A smart(er) UX writer

UX writing quietly shapes how products feel. Here's how AI can help you review, improve, and craft more inclusive copy — even if you don’t have a dedicated UX writer.

We had an empty state in our product that said something like this:

“You’ve got no claims. They’ll start appearing once data is available.”

Simple. Clear. Or so we thought. But our Clinical Transformation team — the people closest to our users — flagged something unexpected.

Can you guess what was wrong?
It seemed to carry a subtle Southern or British tone, with just a hint of distance — maybe even a touch of unfriendly. For our diverse US-based user base, that phrasing didn’t quite land.
It wasn’t offensive. It wasn’t wrong. It just didn’t feel right.

And that’s the thing about UX writing — the details matter. Words aren’t just words. They shape how a product speaks, how it feels, and how welcome someone feels using it.


UX Writing Is a Design System in Disguise

A good interface quietly directs you. It tells you what’s ahead. It helps you when you’re stuck. It shows you where to go next. In that sense, UX writing is the invisible companion of every product. It’s easy to think of copy as a layer you can add at the end. But actually, it’s structural.

Good UX writing shapes how intuitive your product feels. Bad UX writing erodes trust. It leaves people unsure, stuck, or worse — abandoned. And when you’re designing for diverse populations, the margin for getting it wrong shrinks fast.


The Old Way: Check for Grammar and Tone

Not long ago, most of our copy reviews were simple.
We’d check:

  • Is the grammar right?

  • Does the intent come through?

  • Is the tone broadly friendly?

That got us far — but not far enough.

When we missed subtle cultural cues or local sensitivities, it wasn’t because we didn’t care.
We just didn’t have the right process — or the right tools — to surface those layers of nuance.


The Shift: AI Can Help Us Catch More

This is where AI has quietly changed the game.

By writing smarter prompts, we can now review copy against deeper, more thoughtful criteria:

  • Cultural resonance: Does this phrasing feel natural to our core user groups?
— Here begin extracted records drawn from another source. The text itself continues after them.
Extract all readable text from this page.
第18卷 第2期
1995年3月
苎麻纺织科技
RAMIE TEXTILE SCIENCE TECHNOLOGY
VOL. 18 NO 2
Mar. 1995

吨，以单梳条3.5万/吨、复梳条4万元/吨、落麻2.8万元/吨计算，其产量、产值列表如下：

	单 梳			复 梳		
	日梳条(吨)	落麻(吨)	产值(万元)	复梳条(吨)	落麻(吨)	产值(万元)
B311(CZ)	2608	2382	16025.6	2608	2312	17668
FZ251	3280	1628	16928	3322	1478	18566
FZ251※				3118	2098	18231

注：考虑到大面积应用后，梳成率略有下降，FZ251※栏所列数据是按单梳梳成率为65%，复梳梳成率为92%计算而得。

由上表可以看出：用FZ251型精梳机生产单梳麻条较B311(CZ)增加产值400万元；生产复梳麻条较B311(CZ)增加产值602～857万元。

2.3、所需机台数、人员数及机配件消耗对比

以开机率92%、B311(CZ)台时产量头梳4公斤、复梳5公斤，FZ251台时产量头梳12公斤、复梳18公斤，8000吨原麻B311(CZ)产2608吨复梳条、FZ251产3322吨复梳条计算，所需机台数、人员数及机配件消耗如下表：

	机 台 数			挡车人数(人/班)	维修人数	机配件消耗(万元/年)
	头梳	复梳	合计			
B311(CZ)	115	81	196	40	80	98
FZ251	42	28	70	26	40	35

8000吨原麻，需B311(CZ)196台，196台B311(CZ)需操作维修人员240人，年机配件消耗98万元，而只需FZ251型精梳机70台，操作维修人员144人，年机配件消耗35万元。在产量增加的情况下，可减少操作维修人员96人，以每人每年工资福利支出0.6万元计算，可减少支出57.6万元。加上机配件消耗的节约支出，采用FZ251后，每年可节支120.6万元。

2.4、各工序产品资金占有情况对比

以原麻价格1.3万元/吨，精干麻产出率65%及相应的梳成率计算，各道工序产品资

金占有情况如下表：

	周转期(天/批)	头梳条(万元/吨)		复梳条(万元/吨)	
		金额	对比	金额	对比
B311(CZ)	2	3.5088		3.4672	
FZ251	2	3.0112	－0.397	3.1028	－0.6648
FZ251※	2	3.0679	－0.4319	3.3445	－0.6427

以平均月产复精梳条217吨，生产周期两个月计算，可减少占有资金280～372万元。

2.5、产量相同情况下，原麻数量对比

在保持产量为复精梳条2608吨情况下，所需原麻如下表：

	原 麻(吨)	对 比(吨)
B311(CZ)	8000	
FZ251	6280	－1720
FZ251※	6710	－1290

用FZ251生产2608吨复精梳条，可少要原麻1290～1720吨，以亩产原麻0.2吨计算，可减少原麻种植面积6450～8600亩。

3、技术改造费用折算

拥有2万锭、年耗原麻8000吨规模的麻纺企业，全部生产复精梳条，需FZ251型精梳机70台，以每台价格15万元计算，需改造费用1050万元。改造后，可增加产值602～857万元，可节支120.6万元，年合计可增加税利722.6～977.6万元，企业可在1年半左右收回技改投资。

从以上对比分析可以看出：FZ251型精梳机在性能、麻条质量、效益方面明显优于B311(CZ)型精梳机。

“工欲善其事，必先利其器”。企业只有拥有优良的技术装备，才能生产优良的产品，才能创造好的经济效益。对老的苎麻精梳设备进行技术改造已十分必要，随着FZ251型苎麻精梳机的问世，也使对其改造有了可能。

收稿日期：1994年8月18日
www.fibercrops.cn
  • Accent and localization: Could this sentence carry unintended tones or regional biases?

  • Social sensitivity: Is there any phrasing that could subtly exclude or distance?

AI can’t replace our judgment. But it can help us ask better questions. It can be the first-pass reviewer that nudges us to look deeper, think broader, and write more inclusively.


Try This: Be Your Own UX Writer with Smarter Prompts

Not every team has a dedicated UX writer. And even if you do, designers often write the first draft.
Here’s something we’ve started doing: We write prompts like this for ChatGPT to self-check our work.

You are reviewing UX copy for a [💬 describe the screen type — e.g., empty state, error message, onboarding step] in a [🩺 briefly describe the product — e.g., healthcare application used by clinical care managers and health plan administrators].

### Product Context:
- The product is used by [👥 describe your primary user groups — e.g., clinical teams, case managers, health plan administrators].
- The users are [🌍 describe diversity — e.g., spread across different US regions, culturally diverse, varying levels of tech-savviness].
- The product tone should be [🎯 describe intended tone — e.g., neutral, supportive, professional, conversational, playful].
- Important emotional considerations: [❤️ describe how you want the user to feel — e.g., reassured, empowered, informed, cared for].

### Target Personas:
- [👤 Persona 1 — e.g., Clinical managers in hospitals and health systems]
- [👤 Persona 2 — e.g., Case workers in government health agencies]
- [👤 Persona 3 — e.g., Health plan administrators]

### Copy to Review:
“[📝 paste the actual copy here]”

### Review for:
- ✅ Clarity and simplicity
- ✅ Tone and friendliness across diverse user groups
- ✅ Any unintended cultural, regional, or accent biases
- ✅ Emotional resonance — how users might feel when reading this
- ✅ Appropriateness for [🏢 describe industry or context — e.g., professional healthcare setting]
- ✅ Inclusivity and social sensitivity

### Provide:
- 🔄 Specific suggestions to make the copy feel more [💡 desired quality — e.g., neutral, supportive, welcoming, action-oriented].
- ✍️ Alternative phrasings that would resonate with [🌎 describe your user base — e.g., a wide range of US-based users].
- 🧐 A brief reasoning for each suggestion.

It’s not perfect.
But it sparks the right conversations — and surfaces things you may have otherwise missed.


UX Writing Is How Products Feel Like Good Companions

Products that guide us well feel almost like a helpful friend.

They tell us:

  • What’s happening now

  • What’s about to happen

  • What we can do next

UX writing is what makes a product self-directing.
It’s what makes it feel intuitive.
It’s what makes it feel… human.

And as AI reshapes how we design, write, and build — these small moments of clarity will only matter more.


Good UX writing isn’t just about choosing the right words.
It’s about understanding people — their language, their context, their emotions.

And now, with the right tools and the right prompts, we can all get a little better at it.